The present invention relates to gas turbine engines having convergent/divergent nozzles, and more particularly to a nozzle divergent section cooling arrangement.
An exhaust nozzle optimizes the thrust produced within a gas turbine engine. In augmented gas turbine engines, convergent/divergent (CID) nozzles provide a multitude of nozzle positions. Flaps circumferentially distributed aft of the augmentor or exhaust duct form the convergent and divergent sections for which the nozzle is named. Flap seals disposed between adjacent flaps minimize gas leakage between flaps in both sections. The convergent section is pivotally connected to the augmentor or exhaust duct and to the divergent section. The divergent section is pivotally connected to the convergent section and to an external fairing positioned radially outboard of the divergent section. The opposite end of the external fairing is pivotally attached to a static outer casing which surrounds a portion of the nozzle. Together, the outer casing, the convergent and divergent sections, and the external fairing form a nozzle plenum.
Because of the high temperature of the core gas exiting the turbine and augmentor, nozzles are cooled with air bled off of the fan at a lower temperature and a higher pressure than that of the core gas flow passing through the nozzle. Cooling air enters the core gas path within the augmentor or exhaust duct via cooling holes in the augmentor or exhaust duct liner and subsequently passes into the nozzle as a layer of cooling air traveling along the surface of the nozzle flaps and flap seals. Cooling air within the nozzle plenum cools the opposite side of the flaps and flap seals.

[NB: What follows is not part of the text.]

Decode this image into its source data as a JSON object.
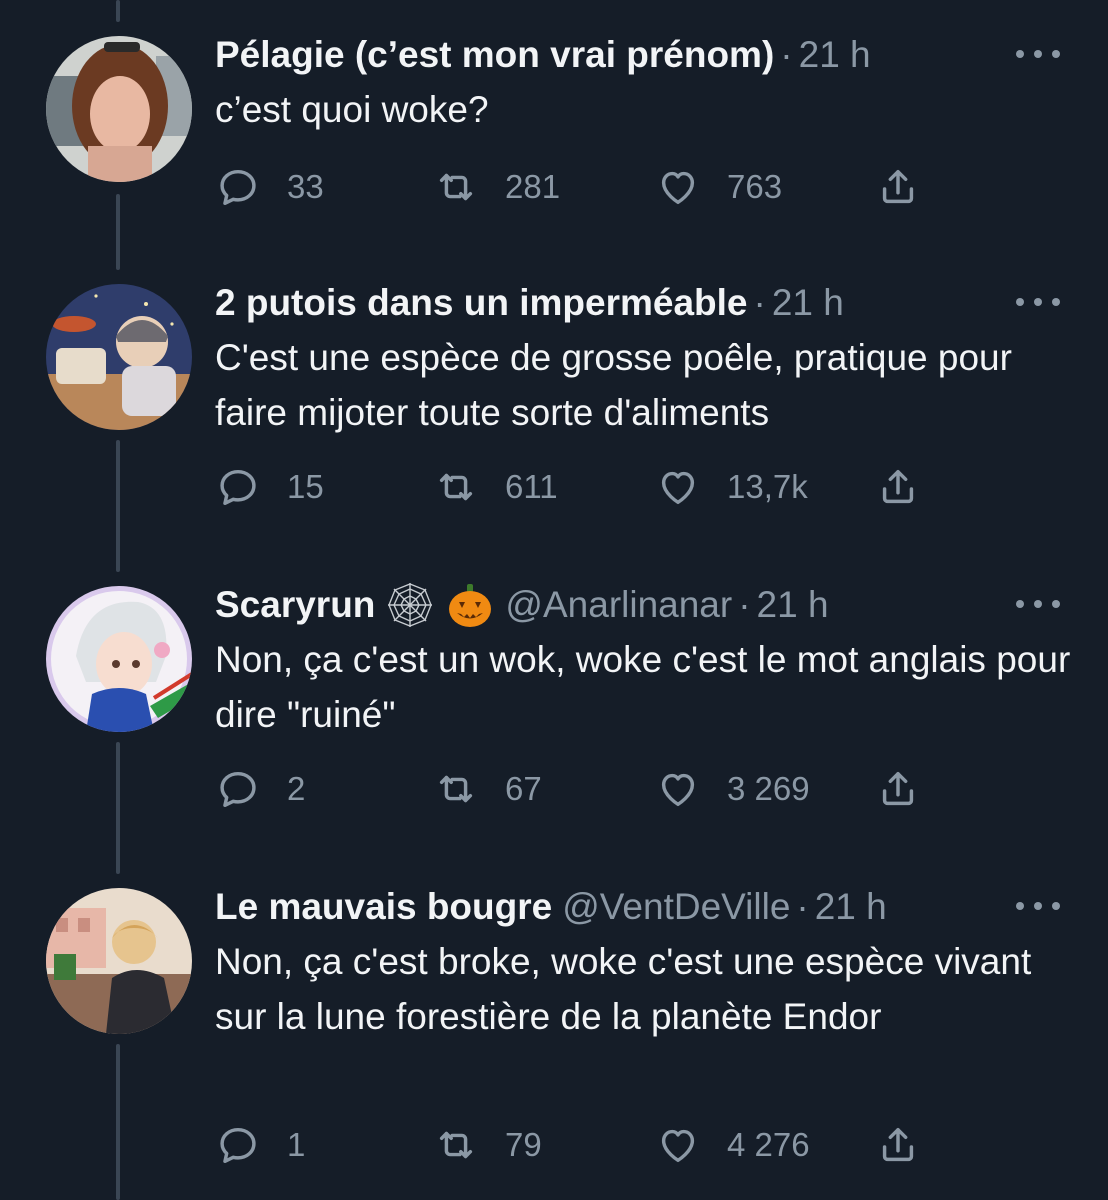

Various amounts of cooling air are required to properly cool the divergent section at various operating conditions. In conventional nozzles, airflow is typically established based on the maximum airflow that would be required under the most adverse condition. This forced airflow continues to operate at other operating conditions where the full amount may not be required for cooling. The diversion of excess cooling air from the core airflow decreases the efficiency of the engine.
Accordingly, it is desirable to provide adequate cooling for the divergent sections while efficiently utilizing the cooling air.